News and Announcements
China’s New Homegrown Supercomputer
A Chinese supercomputer from the Sunway company, called the Sunway BlueLight MPP, was unveiled on October 30th. This system utilizes 8,700 Chinese ShenWei SW1600 processors, or 139,364 cores, and is the third generation CPU by Jiāngnán Computing Research Lab. Operating at .975GHz, the processor has a peak performance of 125GFLOPS floating point performance from its 16-core RISC architecture. The CPU is a national key collaborative laboratory project by Jiāngnán Computing Research Lab and High Performance Services & Storage Technologies. The system was assembled at the National Supercomputer System in Jinan, China.
The New York Times caught up with Jack Dongarra for his take on China’s latest effort in HPC. Dongarra noted that the Sunway system achieves 74% of its theoretical peak performance, which is the same percent of peak achieved by the ORNL Jaguar system—the fastest supercomputer in the United States—but Sunway consumes only a fraction of the energy.

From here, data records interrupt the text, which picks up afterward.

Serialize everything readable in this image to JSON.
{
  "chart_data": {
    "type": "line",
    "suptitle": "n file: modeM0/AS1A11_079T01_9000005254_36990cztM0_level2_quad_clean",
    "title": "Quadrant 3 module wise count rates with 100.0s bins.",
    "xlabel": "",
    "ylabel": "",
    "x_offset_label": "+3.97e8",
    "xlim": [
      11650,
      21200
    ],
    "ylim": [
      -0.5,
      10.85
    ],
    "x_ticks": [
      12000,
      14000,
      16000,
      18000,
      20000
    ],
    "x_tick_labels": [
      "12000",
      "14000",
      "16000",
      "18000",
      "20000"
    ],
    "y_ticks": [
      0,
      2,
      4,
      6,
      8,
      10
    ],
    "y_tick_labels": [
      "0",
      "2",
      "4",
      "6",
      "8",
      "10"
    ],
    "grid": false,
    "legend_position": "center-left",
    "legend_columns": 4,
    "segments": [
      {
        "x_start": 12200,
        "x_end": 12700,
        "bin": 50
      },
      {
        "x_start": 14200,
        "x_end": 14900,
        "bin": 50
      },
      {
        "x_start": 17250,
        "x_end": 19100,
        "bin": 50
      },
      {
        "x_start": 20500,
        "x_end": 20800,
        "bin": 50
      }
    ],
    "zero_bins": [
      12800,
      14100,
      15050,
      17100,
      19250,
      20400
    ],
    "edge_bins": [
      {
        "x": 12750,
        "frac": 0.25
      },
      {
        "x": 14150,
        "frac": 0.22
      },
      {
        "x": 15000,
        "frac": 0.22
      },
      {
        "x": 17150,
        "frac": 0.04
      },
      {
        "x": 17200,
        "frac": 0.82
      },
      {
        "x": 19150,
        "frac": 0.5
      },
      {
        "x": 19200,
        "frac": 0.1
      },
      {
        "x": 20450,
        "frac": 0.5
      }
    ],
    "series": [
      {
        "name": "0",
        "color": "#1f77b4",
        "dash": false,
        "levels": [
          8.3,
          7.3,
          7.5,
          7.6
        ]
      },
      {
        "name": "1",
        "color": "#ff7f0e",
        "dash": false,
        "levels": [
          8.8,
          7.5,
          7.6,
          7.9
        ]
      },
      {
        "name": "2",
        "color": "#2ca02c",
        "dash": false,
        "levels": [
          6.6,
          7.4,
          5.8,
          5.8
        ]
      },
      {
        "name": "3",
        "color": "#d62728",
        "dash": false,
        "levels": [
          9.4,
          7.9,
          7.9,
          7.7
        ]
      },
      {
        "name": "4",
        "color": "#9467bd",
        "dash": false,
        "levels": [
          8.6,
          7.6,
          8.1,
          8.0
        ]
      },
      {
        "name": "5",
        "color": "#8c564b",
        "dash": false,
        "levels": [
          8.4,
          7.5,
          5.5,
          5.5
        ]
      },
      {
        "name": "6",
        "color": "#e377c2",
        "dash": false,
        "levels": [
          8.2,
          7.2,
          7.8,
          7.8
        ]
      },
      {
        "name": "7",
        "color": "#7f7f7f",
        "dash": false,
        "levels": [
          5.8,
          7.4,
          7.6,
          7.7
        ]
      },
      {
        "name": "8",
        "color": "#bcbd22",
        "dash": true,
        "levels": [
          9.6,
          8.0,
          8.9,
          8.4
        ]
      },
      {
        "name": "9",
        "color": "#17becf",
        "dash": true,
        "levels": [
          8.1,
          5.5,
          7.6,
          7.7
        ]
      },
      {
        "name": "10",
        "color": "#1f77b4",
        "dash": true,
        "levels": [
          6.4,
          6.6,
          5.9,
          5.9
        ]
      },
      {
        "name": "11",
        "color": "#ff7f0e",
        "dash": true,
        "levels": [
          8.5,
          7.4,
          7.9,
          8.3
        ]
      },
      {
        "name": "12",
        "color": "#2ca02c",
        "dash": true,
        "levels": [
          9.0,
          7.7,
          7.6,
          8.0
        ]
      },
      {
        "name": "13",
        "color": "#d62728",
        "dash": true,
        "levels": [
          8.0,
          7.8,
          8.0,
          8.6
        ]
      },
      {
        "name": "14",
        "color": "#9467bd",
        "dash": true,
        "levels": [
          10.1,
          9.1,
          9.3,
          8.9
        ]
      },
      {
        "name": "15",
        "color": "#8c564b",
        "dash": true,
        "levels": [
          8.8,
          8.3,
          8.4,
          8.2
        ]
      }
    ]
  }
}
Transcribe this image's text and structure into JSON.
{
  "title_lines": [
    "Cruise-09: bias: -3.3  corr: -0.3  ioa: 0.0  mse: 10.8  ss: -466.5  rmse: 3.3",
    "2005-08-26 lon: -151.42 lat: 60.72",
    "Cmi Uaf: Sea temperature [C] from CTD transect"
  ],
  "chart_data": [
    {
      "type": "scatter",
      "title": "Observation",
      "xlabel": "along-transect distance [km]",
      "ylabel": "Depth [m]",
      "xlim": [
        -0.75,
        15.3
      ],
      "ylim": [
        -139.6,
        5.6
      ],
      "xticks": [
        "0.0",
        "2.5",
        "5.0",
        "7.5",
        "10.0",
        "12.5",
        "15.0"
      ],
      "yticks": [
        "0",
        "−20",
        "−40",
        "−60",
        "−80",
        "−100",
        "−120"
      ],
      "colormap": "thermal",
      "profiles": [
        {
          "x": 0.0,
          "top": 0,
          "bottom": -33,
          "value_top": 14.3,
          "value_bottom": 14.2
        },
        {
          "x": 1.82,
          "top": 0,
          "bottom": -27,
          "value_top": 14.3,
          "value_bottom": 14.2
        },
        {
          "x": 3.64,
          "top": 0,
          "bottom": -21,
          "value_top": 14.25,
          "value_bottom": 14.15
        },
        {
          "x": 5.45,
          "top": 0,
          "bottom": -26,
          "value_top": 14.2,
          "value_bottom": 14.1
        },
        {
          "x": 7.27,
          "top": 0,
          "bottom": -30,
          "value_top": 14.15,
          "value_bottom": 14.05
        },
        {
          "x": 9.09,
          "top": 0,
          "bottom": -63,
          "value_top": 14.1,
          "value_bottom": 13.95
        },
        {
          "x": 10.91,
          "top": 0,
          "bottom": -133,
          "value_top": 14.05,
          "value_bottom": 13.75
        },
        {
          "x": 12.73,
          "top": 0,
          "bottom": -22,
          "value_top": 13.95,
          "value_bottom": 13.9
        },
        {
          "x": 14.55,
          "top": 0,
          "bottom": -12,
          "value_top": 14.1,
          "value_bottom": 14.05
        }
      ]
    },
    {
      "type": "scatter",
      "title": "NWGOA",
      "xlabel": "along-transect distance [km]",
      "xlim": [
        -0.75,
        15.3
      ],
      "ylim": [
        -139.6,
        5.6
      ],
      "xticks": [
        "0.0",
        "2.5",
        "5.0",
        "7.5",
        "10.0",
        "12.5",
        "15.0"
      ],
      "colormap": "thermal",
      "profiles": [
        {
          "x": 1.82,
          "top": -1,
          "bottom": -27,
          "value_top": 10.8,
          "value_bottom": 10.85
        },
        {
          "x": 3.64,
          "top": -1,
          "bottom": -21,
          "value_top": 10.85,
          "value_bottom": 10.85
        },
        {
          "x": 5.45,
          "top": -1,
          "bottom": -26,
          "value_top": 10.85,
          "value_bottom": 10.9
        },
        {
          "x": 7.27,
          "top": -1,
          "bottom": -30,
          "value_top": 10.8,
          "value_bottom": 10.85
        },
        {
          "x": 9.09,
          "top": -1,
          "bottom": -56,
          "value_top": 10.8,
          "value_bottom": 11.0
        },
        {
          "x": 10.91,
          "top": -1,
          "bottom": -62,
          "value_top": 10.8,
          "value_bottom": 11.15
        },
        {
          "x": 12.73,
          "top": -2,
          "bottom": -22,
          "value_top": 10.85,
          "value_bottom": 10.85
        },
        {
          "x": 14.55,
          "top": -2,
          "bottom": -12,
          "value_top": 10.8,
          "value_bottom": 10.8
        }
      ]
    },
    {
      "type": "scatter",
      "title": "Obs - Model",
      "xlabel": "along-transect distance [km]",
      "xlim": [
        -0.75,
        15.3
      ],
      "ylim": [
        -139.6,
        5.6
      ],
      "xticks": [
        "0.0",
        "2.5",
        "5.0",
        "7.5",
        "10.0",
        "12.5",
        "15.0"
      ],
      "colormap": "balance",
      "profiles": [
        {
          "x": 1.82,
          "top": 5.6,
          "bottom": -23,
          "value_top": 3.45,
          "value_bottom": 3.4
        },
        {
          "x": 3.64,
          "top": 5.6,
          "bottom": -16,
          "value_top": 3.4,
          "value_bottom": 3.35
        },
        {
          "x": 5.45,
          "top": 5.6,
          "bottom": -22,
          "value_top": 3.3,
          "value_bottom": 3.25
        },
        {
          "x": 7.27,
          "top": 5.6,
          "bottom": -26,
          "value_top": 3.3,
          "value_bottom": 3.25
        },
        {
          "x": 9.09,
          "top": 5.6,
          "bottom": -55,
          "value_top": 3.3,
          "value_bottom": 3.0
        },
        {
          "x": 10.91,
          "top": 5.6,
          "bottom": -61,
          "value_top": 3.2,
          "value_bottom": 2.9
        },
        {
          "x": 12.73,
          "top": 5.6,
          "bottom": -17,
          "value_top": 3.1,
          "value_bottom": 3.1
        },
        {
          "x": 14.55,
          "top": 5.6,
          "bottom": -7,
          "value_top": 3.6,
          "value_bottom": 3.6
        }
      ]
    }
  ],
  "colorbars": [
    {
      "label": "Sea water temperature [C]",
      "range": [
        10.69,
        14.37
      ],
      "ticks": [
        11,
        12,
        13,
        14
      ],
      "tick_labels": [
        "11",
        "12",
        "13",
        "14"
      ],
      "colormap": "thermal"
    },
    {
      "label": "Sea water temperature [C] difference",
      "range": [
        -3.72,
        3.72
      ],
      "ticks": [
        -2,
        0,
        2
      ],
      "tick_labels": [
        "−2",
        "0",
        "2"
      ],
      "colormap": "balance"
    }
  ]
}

This is intriguing, says Dongarra, since one of the principal challenges in Exascale computing will be power consumption. Click here to read the entire NYT article.
Titan: Jaguar Gets the GPU Treatment
Starting this fall, the folks at ORNL will begin upgrading Jaguar’s current Cray XT5 hardware with Cray XK6 blades which are built on the AMD 16-core processor and NVIDIA Fermi GPUs. Once the process is complete, sometime in late 2012, Jaguar will become Titan—a true giant capable of 20 petaflops or greater, and one of the fastest supercomputers on the planet.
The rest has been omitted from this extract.